Oggi, ai microfoni di Lazio Style Radio, Gabriele Paparelli, figlio di Vincenzo, ha voluto parlare di questa situazione, raccontando anche le sue emozioni.
SULLA VICENDA – «Purtroppo questi due individui si sono scatenati in un minuto di diretta. Ci ritroviamo a parlare qui sempre delle stesse cose. Anzi che ne riesco a parlare oggi, mi sono calmato un pochino. Mi hanno dato il voltastomaco perché ne hanno parlato con una leggerezza assoluta, oltre il fatto che hanno insultato senza un motivo valido. Alla fine è uscito fuori qualcosa di cui penso si pentiranno».
SULLA BATTAGLIA LEGALE – «Purtroppo sono costretto ad andare avanti per vie legali, così ci penseranno su prima di fare certe affermazioni. Molti mi hanno detto che avrei dovuto farlo prima, ma ho sempre cercato di rispondere con eleganza a tutti. Ho ricevuto tanti messaggi che mi pregavano di portare avanti questa cosa. Insultarli non mi pare il caso, ma proprio perché io non sono fatto così. Noi siamo laziali, sappiamo stare al mondo e abbiamo il rispetto nel sangue. Loro non si sono scusati, hanno provato a giustificarsi con me e non mi è piaciuto. Sembrava tutto fatto con ulteriore arroganza e ciò mi ha fatto ulteriore rabbia. C’è differenza rispetto a quanto successo con Andro Merkù, ora sono molto amico con lui e ancora cerca di scusarsi».

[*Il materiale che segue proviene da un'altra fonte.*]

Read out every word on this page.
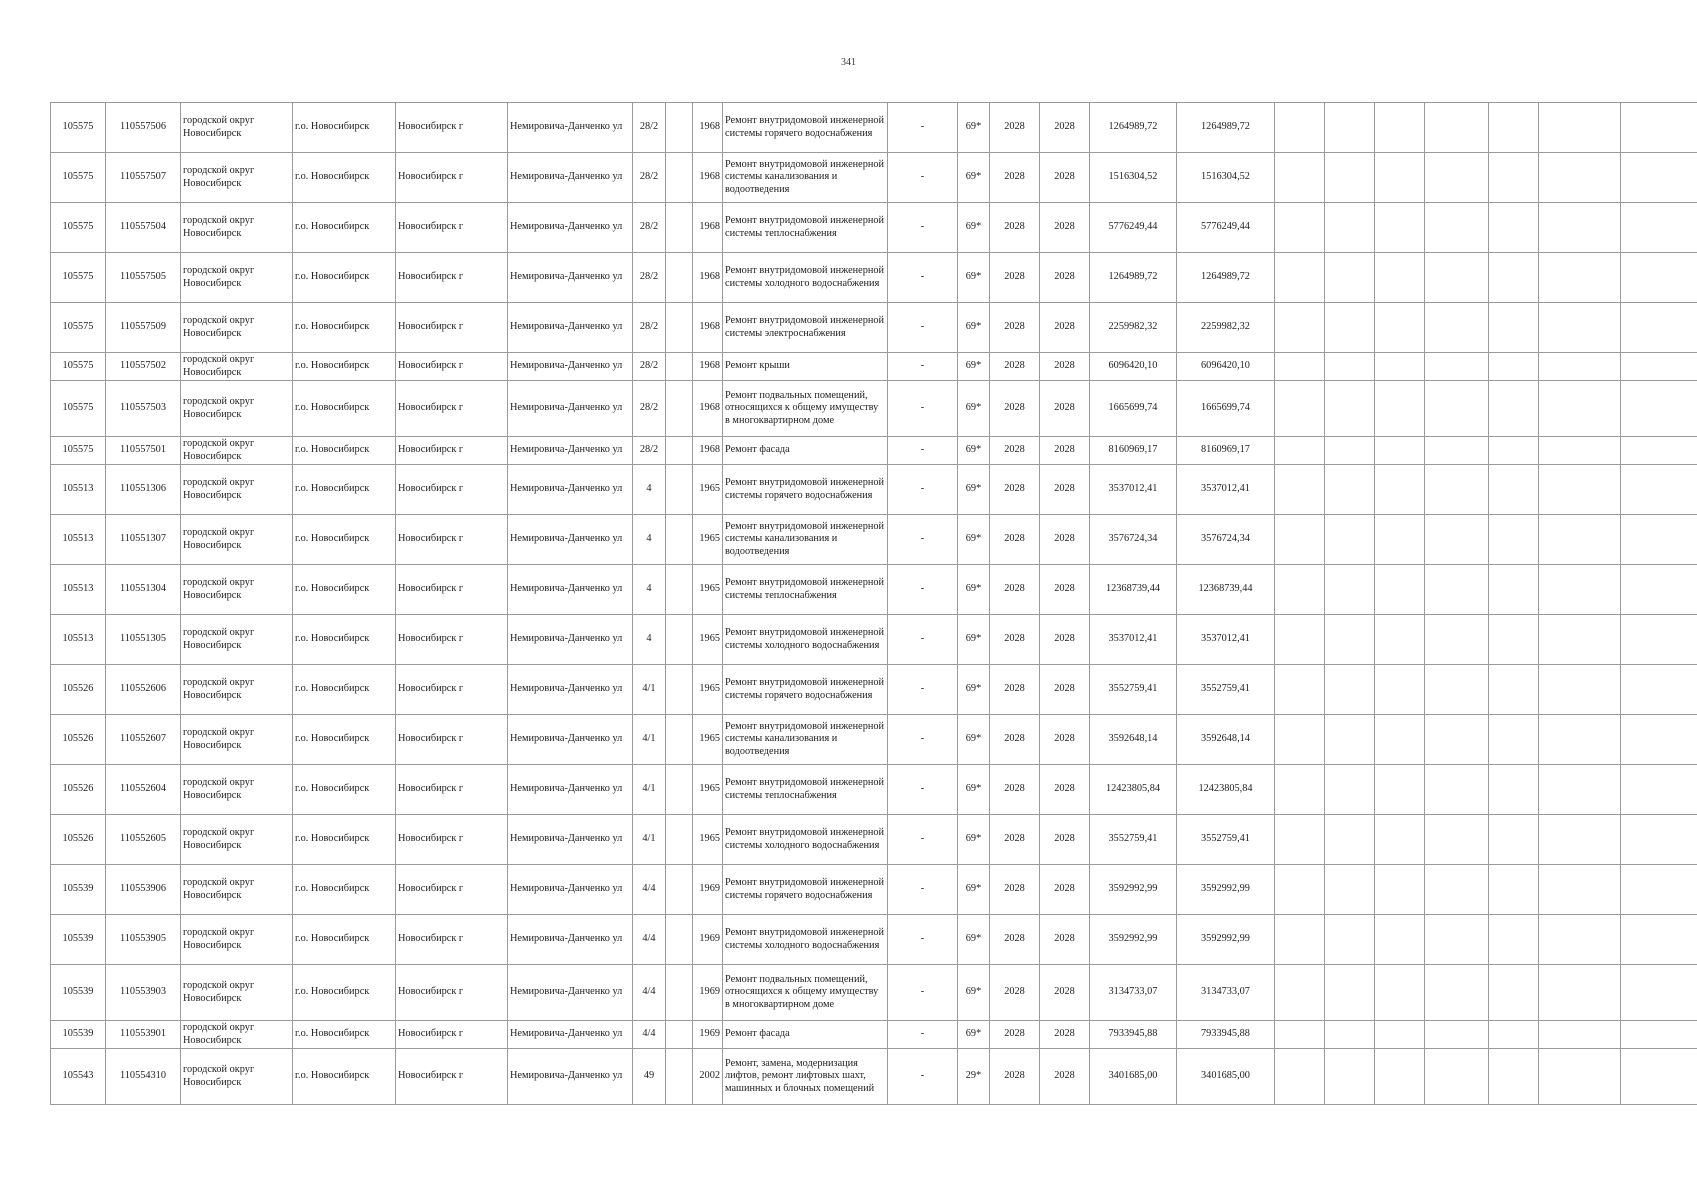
341
105575	110557506	городской округ Новосибирск	г.о. Новосибирск	Новосибирск г	Немировича-Данченко ул	28/2		1968	Ремонт внутридомовой инженерной системы горячего водоснабжения	-	69*	2028	2028	1264989,72	1264989,72							
105575	110557507	городской округ Новосибирск	г.о. Новосибирск	Новосибирск г	Немировича-Данченко ул	28/2		1968	Ремонт внутридомовой инженерной системы канализования и водоотведения	-	69*	2028	2028	1516304,52	1516304,52							
105575	110557504	городской округ Новосибирск	г.о. Новосибирск	Новосибирск г	Немировича-Данченко ул	28/2		1968	Ремонт внутридомовой инженерной системы теплоснабжения	-	69*	2028	2028	5776249,44	5776249,44							
105575	110557505	городской округ Новосибирск	г.о. Новосибирск	Новосибирск г	Немировича-Данченко ул	28/2		1968	Ремонт внутридомовой инженерной системы холодного водоснабжения	-	69*	2028	2028	1264989,72	1264989,72							
105575	110557509	городской округ Новосибирск	г.о. Новосибирск	Новосибирск г	Немировича-Данченко ул	28/2		1968	Ремонт внутридомовой инженерной системы электроснабжения	-	69*	2028	2028	2259982,32	2259982,32							
105575	110557502	городской округ Новосибирск	г.о. Новосибирск	Новосибирск г	Немировича-Данченко ул	28/2		1968	Ремонт крыши	-	69*	2028	2028	6096420,10	6096420,10							
105575	110557503	городской округ Новосибирск	г.о. Новосибирск	Новосибирск г	Немировича-Данченко ул	28/2		1968	Ремонт подвальных помещений, относящихся к общему имуществу в многоквартирном доме	-	69*	2028	2028	1665699,74	1665699,74							
105575	110557501	городской округ Новосибирск	г.о. Новосибирск	Новосибирск г	Немировича-Данченко ул	28/2		1968	Ремонт фасада	-	69*	2028	2028	8160969,17	8160969,17							
105513	110551306	городской округ Новосибирск	г.о. Новосибирск	Новосибирск г	Немировича-Данченко ул	4		1965	Ремонт внутридомовой инженерной системы горячего водоснабжения	-	69*	2028	2028	3537012,41	3537012,41							
105513	110551307	городской округ Новосибирск	г.о. Новосибирск	Новосибирск г	Немировича-Данченко ул	4		1965	Ремонт внутридомовой инженерной системы канализования и водоотведения	-	69*	2028	2028	3576724,34	3576724,34							
105513	110551304	городской округ Новосибирск	г.о. Новосибирск	Новосибирск г	Немировича-Данченко ул	4		1965	Ремонт внутридомовой инженерной системы теплоснабжения	-	69*	2028	2028	12368739,44	12368739,44							
105513	110551305	городской округ Новосибирск	г.о. Новосибирск	Новосибирск г	Немировича-Данченко ул	4		1965	Ремонт внутридомовой инженерной системы холодного водоснабжения	-	69*	2028	2028	3537012,41	3537012,41							
105526	110552606	городской округ Новосибирск	г.о. Новосибирск	Новосибирск г	Немировича-Данченко ул	4/1		1965	Ремонт внутридомовой инженерной системы горячего водоснабжения	-	69*	2028	2028	3552759,41	3552759,41							
105526	110552607	городской округ Новосибирск	г.о. Новосибирск	Новосибирск г	Немировича-Данченко ул	4/1		1965	Ремонт внутридомовой инженерной системы канализования и водоотведения	-	69*	2028	2028	3592648,14	3592648,14							
105526	110552604	городской округ Новосибирск	г.о. Новосибирск	Новосибирск г	Немировича-Данченко ул	4/1		1965	Ремонт внутридомовой инженерной системы теплоснабжения	-	69*	2028	2028	12423805,84	12423805,84							
105526	110552605	городской округ Новосибирск	г.о. Новосибирск	Новосибирск г	Немировича-Данченко ул	4/1		1965	Ремонт внутридомовой инженерной системы холодного водоснабжения	-	69*	2028	2028	3552759,41	3552759,41							
105539	110553906	городской округ Новосибирск	г.о. Новосибирск	Новосибирск г	Немировича-Данченко ул	4/4		1969	Ремонт внутридомовой инженерной системы горячего водоснабжения	-	69*	2028	2028	3592992,99	3592992,99							
105539	110553905	городской округ Новосибирск	г.о. Новосибирск	Новосибирск г	Немировича-Данченко ул	4/4		1969	Ремонт внутридомовой инженерной системы холодного водоснабжения	-	69*	2028	2028	3592992,99	3592992,99							
105539	110553903	городской округ Новосибирск	г.о. Новосибирск	Новосибирск г	Немировича-Данченко ул	4/4		1969	Ремонт подвальных помещений, относящихся к общему имуществу в многоквартирном доме	-	69*	2028	2028	3134733,07	3134733,07							
105539	110553901	городской округ Новосибирск	г.о. Новосибирск	Новосибирск г	Немировича-Данченко ул	4/4		1969	Ремонт фасада	-	69*	2028	2028	7933945,88	7933945,88							
105543	110554310	городской округ Новосибирск	г.о. Новосибирск	Новосибирск г	Немировича-Данченко ул	49		2002	Ремонт, замена, модернизация лифтов, ремонт лифтовых шахт, машинных и блочных помещений	-	29*	2028	2028	3401685,00	3401685,00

SUL SUO STATO D’ANIMO – «Io ora sto un po’ meglio, purtroppo ci ho fatto il callo, so che è brutto da dirsi. Vediamo come si evolverà la faccenda, sperando ciò funzioni e si finisca di parlare in questo modo di mio padre, della Lazio e di chiunque ne faccia parte. Ho passato una vita dal difendere mio padre da insulti beceri e senza senso. Ricordo mio padre fosse un tifoso semplice, si stava mangiando un panino allo stadio. Non capisco questo accanimento da 42 anni. Ringrazio le migliaia di persone che mi sono state vicine in questi giorni. Sento fortemente l’affetto di tutti. Mando l’in bocca al lupo a questi ragazzi, magari li incontrerò davanti a un giudice. Vorrei solo più rispetto. L’Avvocato Mignogna mi sta aiutando, sarà una lunga lotta, ma non molleremo di un centimetro».